È un invito a riappropriarsi della vita! Essere affianco a quanti non hanno saputo reagire con determinazione alle difficoltà. Essere certi di poter superare i piccoli o grandi ostacoli che intralciano desideri, aspettative e persino volontà costruite e suffragate da rigorosi studi e progetti mirati alla realizzazione del percorso sognato.
Non mi riferisco solo ai problemi dei giovani assaliti dall'incertezza e dai bisogni effimeri che cercano di sfuggire al dolore rintanandosi nei temporali effetti delle droghe, dei paradisi artificiali di qualsiasi natura.
Mentre lavoro penso a quanti sperano in una vita migliore, non felice perché la felicità è pura illusione, ma a una vita serena! Questa sì, possibile, perché dipende dall'impegno di ciascuno.

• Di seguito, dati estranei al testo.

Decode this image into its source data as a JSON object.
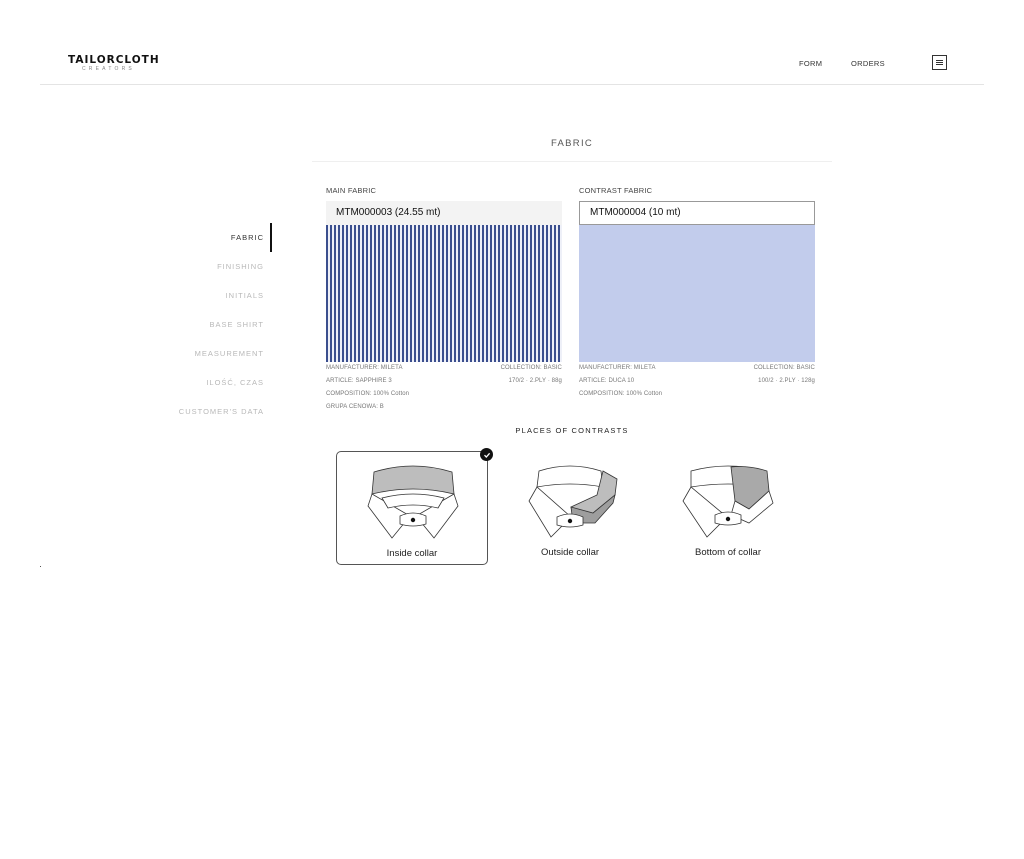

Penso ai dispiaceri causati agli ultimi dalla nostra ingordigia, dall'indolenza e dalla cattiveria. Penso ai profughi, ai nuovi schiavi venduti e ammassati come bestie nelle carrette del mare. Penso all'altro; al diverso. Ai fratelli e alle sorelle costretti a vendere corpo e anima per un pezzo di pane private persino di un tetto per rifugiarsi.
Penso anche ai furbi che fingono miseria e tendono la mano in segno di carità, prevedibile, all'uscita dei negozi ma non altrove. Poveri! Poveri loro che calpestano la dignità pur avendo di ché vivere.

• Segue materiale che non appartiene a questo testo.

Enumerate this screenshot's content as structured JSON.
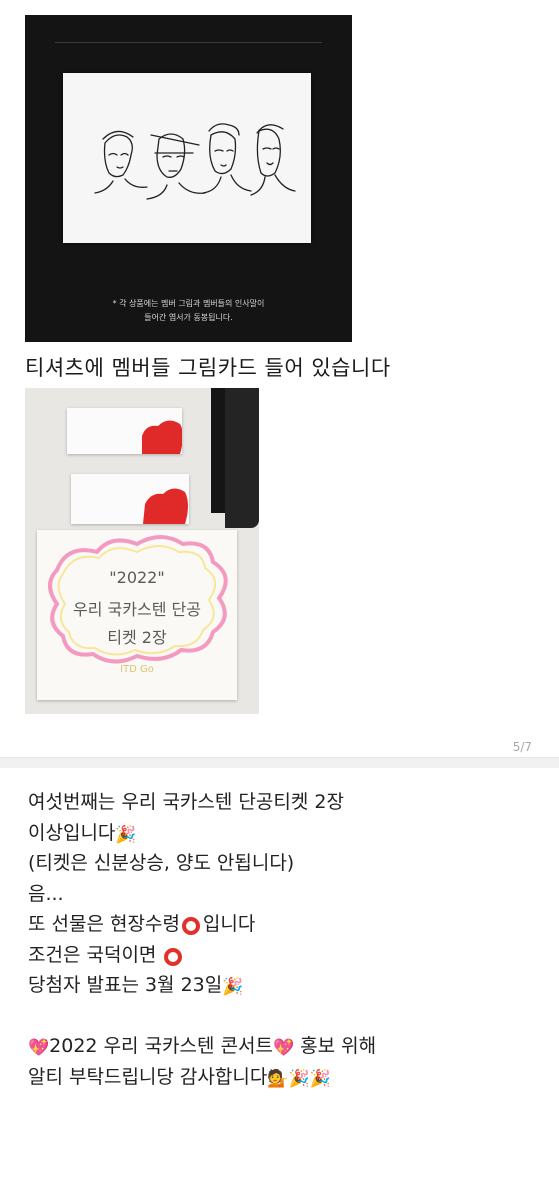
{
  "photo1": {
    "caption_line1": "* 각 상품에는 멤버 그림과 멤버들의 인사말이",
    "caption_line2": "들어간 엽서가 동봉됩니다."
  },
  "heading": "티셔츠에 멤버들 그림카드 들어 있습니다",
  "photo2": {
    "note_line1": "\"2022\"",
    "note_line2": "우리 국카스텐 단공",
    "note_line3": "티켓 2장",
    "corner_scribble": "ITD Go"
  },
  "page_indicator": "5/7",
  "post": {
    "line1": "여섯번째는 우리 국카스텐 단공티켓 2장",
    "line2": "이상입니다",
    "line3": "(티켓은 신분상승, 양도 안됩니다)",
    "line4": "음...",
    "line5a": "또 선물은 현장수령",
    "line5b": "입니다",
    "line6": "조건은 국덕이면 ",
    "line7": "당첨자 발표는 3월 23일",
    "line8": "2022 우리 국카스텐 콘서트",
    "line8b": " 홍보 위해",
    "line9": "알티 부탁드립니당 감사합니다"
  },
  "colors": {
    "circle": "#e0322b",
    "heart_emoji": "#e14c8e"
  },
  "icons": [
    "party-popper-icon",
    "red-circle-icon",
    "sparkling-heart-icon",
    "person-tipping-hand-icon"
  ]
}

E poi c'è chi è sopraffatto dalla debolezza psichica. Chi, per vivere e fare qualche passo nella società, trova ristoro in un qualche paradiso artificiale: droga, alcol e, non è da sottovalutare, la ricerca spasmodica del potere; sensazione, appunto: sensazione!, data dall'avere venduto l'anima al diavolo perché membro di organizzazioni deviate e dediti alla violenza. ...”.